Bron laughed, a thready, shaky little laugh that betrayed her tension. ‘I would have thought it was obvious.’

‘Not to me. Why didn’t you reply to my letters?’

‘Letters? What letters?’ Bron couldn’t quite meet his eye. There had been letters, three of them, addressed to her hospital, but not for two months, and by then she’d been so hurt that she’d thrown them away without reading them. And then nothing, just when she had been prepared to sink her principles and tell him that she was pregnant. She had wound up her courage to ring Guy’s and tell him about Livvy when she was born, and she was told he had left. Mail would be forwarded, she was told, but they had no address as yet. Her courage had failed before she could post the letter, and afterwards she was glad it had.

He sighed heavily. ‘I tried to contact you—several times. When you didn’t reply, I phoned the hospital and was told you had left with no forwarding address. I had to assume that what we had between us had meant nothing to you—but I was wrong, wasn’t I? You’re as shocked to see me as I am to see you——’

‘Rubbish,’ she got out, and he snorted.

‘Look at you. If you aren’t affected by seeing me again, why are you trying to throttle that cup?’

Surprised, Bron glanced down and made an immediate conscious effort to relax. The coffee slopped on to her skirt and she smacked the cup down on to the saucer with a defiant clatter. ‘Damn—now look what you’ve made me do!’

Unruffled, Oliver produced a clean handkerchief from his pocket and blotted her skirt unnecessarily thoroughly.

‘Thank you,’ she muttered through tight lips, and he chuckled.

‘Oh, Bron. Look, I have to go and start the afternoon list. What are you doing tonight?’

She closed her eyes. Surely he didn’t think she was going to let him pick up where they left off? Thinking of that gave her heart an unruly and unwelcome flutter, and she crushed the memory of his lovemaking with ruthless vigour. Lovemaking, indeed! Sex. A juvenile exercise in relieving hormones. So he was particularly good at it. So what? There were other things—like loyalty.

‘Going home, putting my feet up and telling someone very important to me how much I love them.’

His mouth thinned. Good. He had misunderstood, as she had intended.

‘OK. But we need to talk, Bron, because there’s a lot we didn’t say.’

‘You’re too late, Oliver.’ Years too late.
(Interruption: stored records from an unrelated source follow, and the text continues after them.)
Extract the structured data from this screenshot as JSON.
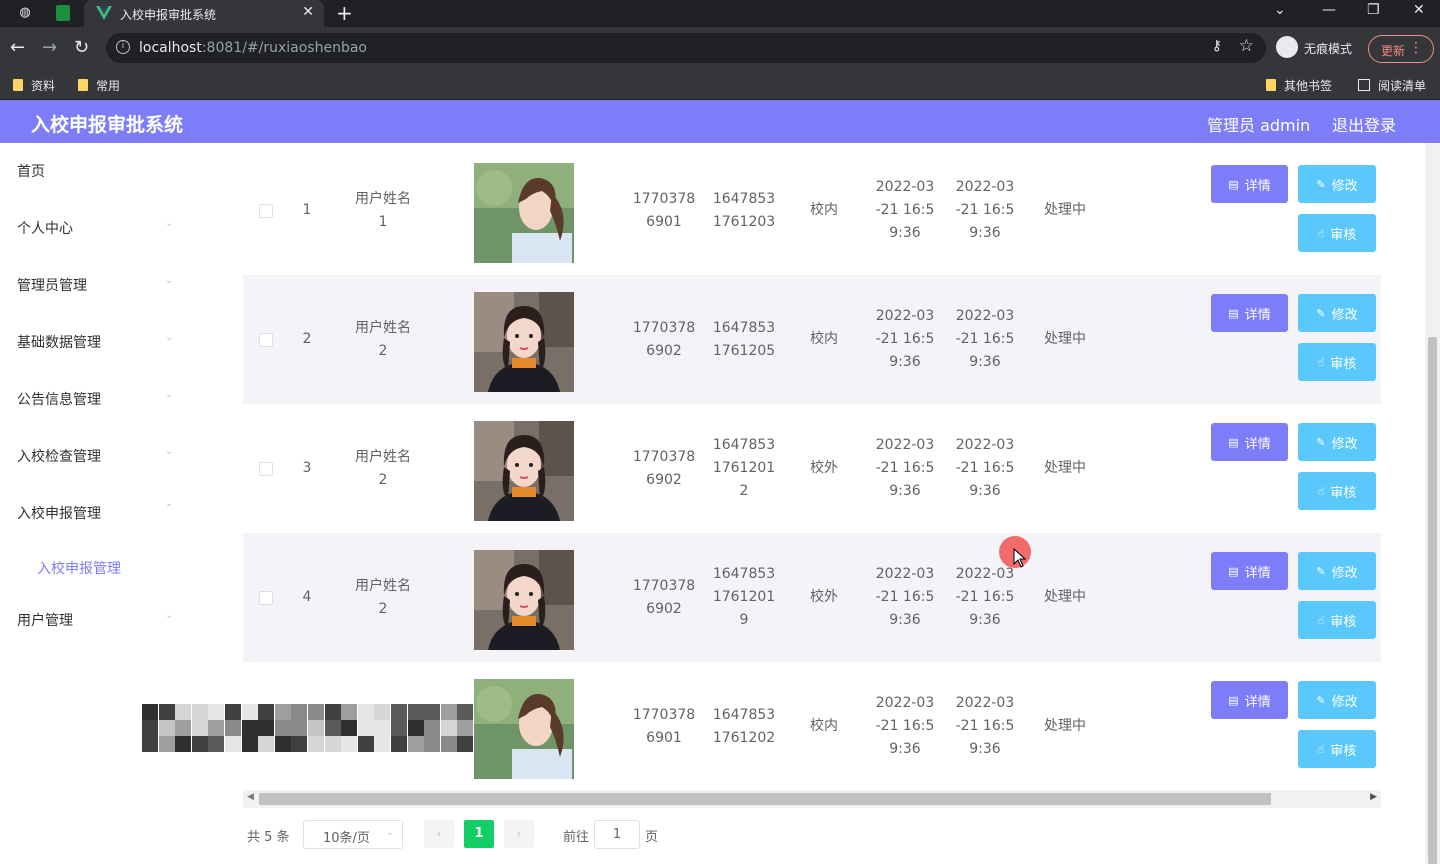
{
  "browser": {
    "tab_title": "入校申报审批系统",
    "url_host": "localhost",
    "url_rest": ":8081/#/ruxiaoshenbao",
    "incognito_label": "无痕模式",
    "update_label": "更新",
    "bookmarks": [
      "资料",
      "常用"
    ],
    "bookmarks_right": [
      "其他书签",
      "阅读清单"
    ]
  },
  "header": {
    "title": "入校申报审批系统",
    "user": "管理员 admin",
    "logout": "退出登录"
  },
  "sidebar": {
    "items": [
      "首页",
      "个人中心",
      "管理员管理",
      "基础数据管理",
      "公告信息管理",
      "入校检查管理",
      "入校申报管理",
      "用户管理"
    ],
    "active_sub": "入校申报管理"
  },
  "table": {
    "buttons": {
      "detail": "详情",
      "edit": "修改",
      "review": "审核"
    },
    "rows": [
      {
        "index": "1",
        "name": [
          "用户姓名",
          "1"
        ],
        "phone": [
          "1770378",
          "6901"
        ],
        "code": [
          "1647853",
          "1761203"
        ],
        "location": "校内",
        "time1": [
          "2022-03",
          "-21 16:5",
          "9:36"
        ],
        "time2": [
          "2022-03",
          "-21 16:5",
          "9:36"
        ],
        "status": "处理中",
        "photo": "ponytail-girl-photo"
      },
      {
        "index": "2",
        "name": [
          "用户姓名",
          "2"
        ],
        "phone": [
          "1770378",
          "6902"
        ],
        "code": [
          "1647853",
          "1761205"
        ],
        "location": "校内",
        "time1": [
          "2022-03",
          "-21 16:5",
          "9:36"
        ],
        "time2": [
          "2022-03",
          "-21 16:5",
          "9:36"
        ],
        "status": "处理中",
        "photo": "girl-portrait-photo"
      },
      {
        "index": "3",
        "name": [
          "用户姓名",
          "2"
        ],
        "phone": [
          "1770378",
          "6902"
        ],
        "code": [
          "1647853",
          "1761201",
          "2"
        ],
        "location": "校外",
        "time1": [
          "2022-03",
          "-21 16:5",
          "9:36"
        ],
        "time2": [
          "2022-03",
          "-21 16:5",
          "9:36"
        ],
        "status": "处理中",
        "photo": "girl-portrait-photo"
      },
      {
        "index": "4",
        "name": [
          "用户姓名",
          "2"
        ],
        "phone": [
          "1770378",
          "6902"
        ],
        "code": [
          "1647853",
          "1761201",
          "9"
        ],
        "location": "校外",
        "time1": [
          "2022-03",
          "-21 16:5",
          "9:36"
        ],
        "time2": [
          "2022-03",
          "-21 16:5",
          "9:36"
        ],
        "status": "处理中",
        "photo": "girl-portrait-photo"
      },
      {
        "index": "",
        "name": [
          "",
          ""
        ],
        "phone": [
          "1770378",
          "6901"
        ],
        "code": [
          "1647853",
          "1761202"
        ],
        "location": "校内",
        "time1": [
          "2022-03",
          "-21 16:5",
          "9:36"
        ],
        "time2": [
          "2022-03",
          "-21 16:5",
          "9:36"
        ],
        "status": "处理中",
        "photo": "ponytail-girl-photo"
      }
    ]
  },
  "pagination": {
    "total": "共 5 条",
    "page_size": "10条/页",
    "current": "1",
    "goto_label": "前往",
    "goto_value": "1",
    "unit": "页"
  },
  "colors": {
    "header": "#7d7cf9",
    "detail_button": "#7d7cf9",
    "edit_button": "#5ac8fa",
    "active_page": "#13ce66"
  }
}
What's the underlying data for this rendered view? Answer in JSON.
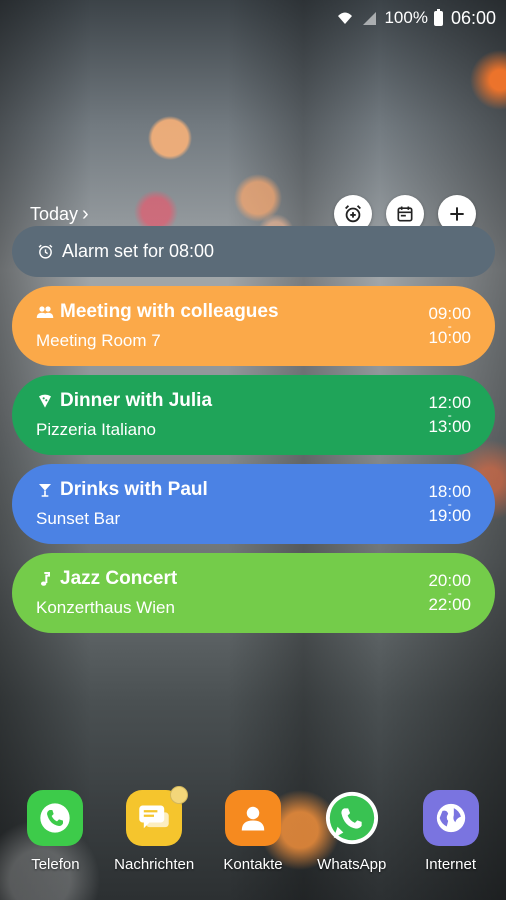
{
  "status_bar": {
    "battery_text": "100%",
    "time": "06:00"
  },
  "header": {
    "today_label": "Today"
  },
  "alarm": {
    "text": "Alarm set for 08:00"
  },
  "events": [
    {
      "title": "Meeting with colleagues",
      "location": "Meeting Room  7",
      "start": "09:00",
      "end": "10:00",
      "color": "#FBA949",
      "icon": "people-icon"
    },
    {
      "title": "Dinner with Julia",
      "location": "Pizzeria Italiano",
      "start": "12:00",
      "end": "13:00",
      "color": "#1FA459",
      "icon": "pizza-icon"
    },
    {
      "title": "Drinks with Paul",
      "location": "Sunset Bar",
      "start": "18:00",
      "end": "19:00",
      "color": "#4B82E4",
      "icon": "cocktail-icon"
    },
    {
      "title": "Jazz Concert",
      "location": "Konzerthaus Wien",
      "start": "20:00",
      "end": "22:00",
      "color": "#74CC4A",
      "icon": "music-note-icon"
    }
  ],
  "time_separator": "-",
  "dock": [
    {
      "label": "Telefon",
      "icon": "phone-icon",
      "color": "#3DCB4A"
    },
    {
      "label": "Nachrichten",
      "icon": "messages-icon",
      "color": "#F5C52D"
    },
    {
      "label": "Kontakte",
      "icon": "contacts-icon",
      "color": "#F68A1F"
    },
    {
      "label": "WhatsApp",
      "icon": "whatsapp-icon",
      "color": "#39C252"
    },
    {
      "label": "Internet",
      "icon": "globe-icon",
      "color": "#7A74E0"
    }
  ]
}
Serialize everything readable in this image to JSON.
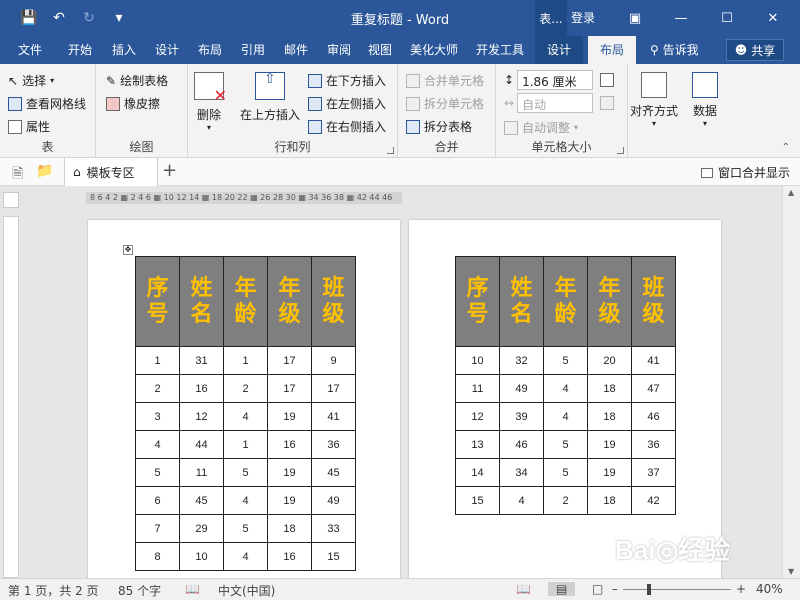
{
  "title_bar": {
    "document_title": "重复标题 - Word",
    "context_tab": "表...",
    "login": "登录",
    "icons": [
      "save-icon",
      "undo-icon",
      "redo-icon",
      "customize-qat-icon"
    ]
  },
  "tabs": [
    {
      "label": "文件"
    },
    {
      "label": "开始"
    },
    {
      "label": "插入"
    },
    {
      "label": "设计"
    },
    {
      "label": "布局"
    },
    {
      "label": "引用"
    },
    {
      "label": "邮件"
    },
    {
      "label": "审阅"
    },
    {
      "label": "视图"
    },
    {
      "label": "美化大师"
    },
    {
      "label": "开发工具"
    },
    {
      "label": "设计"
    },
    {
      "label": "布局"
    }
  ],
  "tell_me": "告诉我",
  "share": "共享",
  "ribbon": {
    "table": {
      "label": "表",
      "select": "选择",
      "view_grid": "查看网格线",
      "properties": "属性"
    },
    "draw": {
      "label": "绘图",
      "draw_table": "绘制表格",
      "eraser": "橡皮擦"
    },
    "rows_cols": {
      "label": "行和列",
      "delete": "删除",
      "insert_above": "在上方插入",
      "insert_below": "在下方插入",
      "insert_left": "在左侧插入",
      "insert_right": "在右侧插入"
    },
    "merge": {
      "label": "合并",
      "merge_cells": "合并单元格",
      "split_cells": "拆分单元格",
      "split_table": "拆分表格"
    },
    "cell_size": {
      "label": "单元格大小",
      "height": "1.86 厘米",
      "width": "自动",
      "autofit": "自动调整"
    },
    "alignment": {
      "label": "对齐方式"
    },
    "data": {
      "label": "数据"
    }
  },
  "doc_tab": {
    "label": "模板专区",
    "merge_window": "窗口合并显示"
  },
  "ruler_text": "8 6 4 2 ▦ 2 4 6 ▦ 10 12 14 ▦ 18 20 22 ▦ 26 28 30 ▦ 34 36 38 ▦ 42 44 46",
  "headers": [
    "序号",
    "姓名",
    "年龄",
    "年级",
    "班级"
  ],
  "page1_rows": [
    [
      "1",
      "31",
      "1",
      "17",
      "9"
    ],
    [
      "2",
      "16",
      "2",
      "17",
      "17"
    ],
    [
      "3",
      "12",
      "4",
      "19",
      "41"
    ],
    [
      "4",
      "44",
      "1",
      "16",
      "36"
    ],
    [
      "5",
      "11",
      "5",
      "19",
      "45"
    ],
    [
      "6",
      "45",
      "4",
      "19",
      "49"
    ],
    [
      "7",
      "29",
      "5",
      "18",
      "33"
    ],
    [
      "8",
      "10",
      "4",
      "16",
      "15"
    ]
  ],
  "page2_rows": [
    [
      "10",
      "32",
      "5",
      "20",
      "41"
    ],
    [
      "11",
      "49",
      "4",
      "18",
      "47"
    ],
    [
      "12",
      "39",
      "4",
      "18",
      "46"
    ],
    [
      "13",
      "46",
      "5",
      "19",
      "36"
    ],
    [
      "14",
      "34",
      "5",
      "19",
      "37"
    ],
    [
      "15",
      "4",
      "2",
      "18",
      "42"
    ]
  ],
  "status": {
    "page": "第 1 页，共 2 页",
    "words": "85 个字",
    "language": "中文(中国)",
    "zoom": "40%",
    "zoom_fraction": 0.4
  },
  "watermark": "Bai◎经验",
  "colors": {
    "brand": "#2b579a",
    "header_fill": "#7f7f7f",
    "header_text": "#ffc000"
  }
}
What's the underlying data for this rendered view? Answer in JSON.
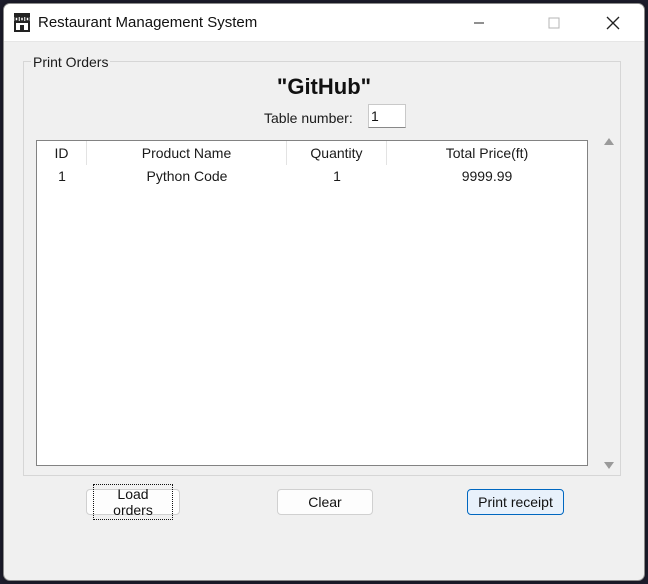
{
  "window": {
    "title": "Restaurant Management System"
  },
  "print_orders": {
    "group_label": "Print Orders",
    "heading": "\"GitHub\"",
    "table_number_label": "Table number:",
    "table_number_value": "1"
  },
  "orders_table": {
    "columns": [
      "ID",
      "Product Name",
      "Quantity",
      "Total Price(ft)"
    ],
    "rows": [
      [
        "1",
        "Python Code",
        "1",
        "9999.99"
      ]
    ]
  },
  "buttons": {
    "load": "Load orders",
    "clear": "Clear",
    "print": "Print receipt"
  },
  "colors": {
    "accent": "#0067c0",
    "window_bg": "#f0f0f0"
  }
}
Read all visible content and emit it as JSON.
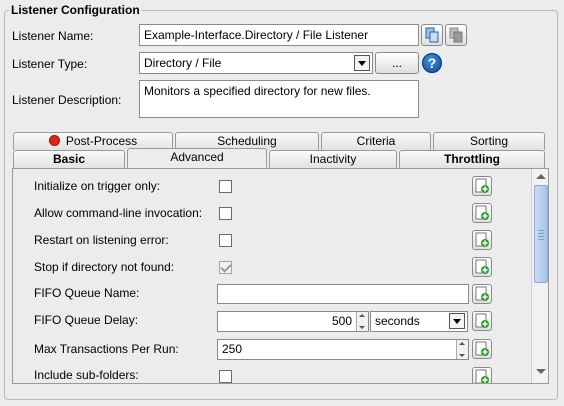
{
  "group_title": "Listener Configuration",
  "form": {
    "name_label": "Listener Name:",
    "name_value": "Example-Interface.Directory / File Listener",
    "type_label": "Listener Type:",
    "type_value": "Directory / File",
    "browse_label": "...",
    "help_label": "?",
    "desc_label": "Listener Description:",
    "desc_value": "Monitors a specified directory for new files."
  },
  "tabs_back": [
    {
      "label": "Post-Process",
      "status": "error"
    },
    {
      "label": "Scheduling"
    },
    {
      "label": "Criteria"
    },
    {
      "label": "Sorting"
    }
  ],
  "tabs_front": [
    {
      "label": "Basic"
    },
    {
      "label": "Advanced",
      "active": true
    },
    {
      "label": "Inactivity"
    },
    {
      "label": "Throttling"
    }
  ],
  "advanced": {
    "init_trigger_label": "Initialize on trigger only:",
    "init_trigger_checked": false,
    "cmdline_label": "Allow command-line invocation:",
    "cmdline_checked": false,
    "restart_label": "Restart on listening error:",
    "restart_checked": false,
    "stop_label": "Stop if directory not found:",
    "stop_checked": true,
    "fifo_name_label": "FIFO Queue Name:",
    "fifo_name_value": "",
    "fifo_delay_label": "FIFO Queue Delay:",
    "fifo_delay_value": "500",
    "fifo_delay_unit": "seconds",
    "max_tx_label": "Max Transactions Per Run:",
    "max_tx_value": "250",
    "subfolders_label": "Include sub-folders:",
    "subfolders_checked": false
  },
  "colors": {
    "error_dot": "#e2231a",
    "scroll_thumb": "#b3cdee",
    "add_icon_green": "#2e9c2e"
  }
}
He stood up and sighed again, running his hand through his hair in that gesture she knew so well.

‘Nevertheless—I left abruptly, without time to say half of the things I wanted to say to you, and I want to apologise.’

‘So, you’ve apologised.’ Her voice softened. ‘I was sorry to hear about your brother-in-law. How was—Clare?’

‘Devastated, but the baby’s made a great deal of difference to her life, as you can imagine.’

Bron tried not to laugh. Oh, yes, she could imagine—only too well!

‘What was it?’ she asked, turning the knife.

‘A boy—lovely, healthy little lad. She called him after Tom, but he looks just the way I did as a child. The Henderson genes must be very strong.’

She could imagine that, too. Livvy was the spitting image of her father, from that startlingly direct blue gaze to the unruly tumble of golden hair. She squeezed back the tears that threatened, and rose to her feet.

‘I must get back to work. I’m glad Clare’s OK and the baby was all right. I’ll see you…’

She forced herself to walk away, and when she glanced back from the door she saw him watching her with a strangely unguarded expression in his eyes.

Oh, hell. That was all she needed. For two years she had told herself that he was an opportunist, an unscrupulous bastard—not her favourite word, she thought with a pang—but what if she was wrong?

No, she told herself firmly. Whether his feelings for her had been genuine or not, he was married, and he jolly well should have made that clear and remained faithful, even if only in body.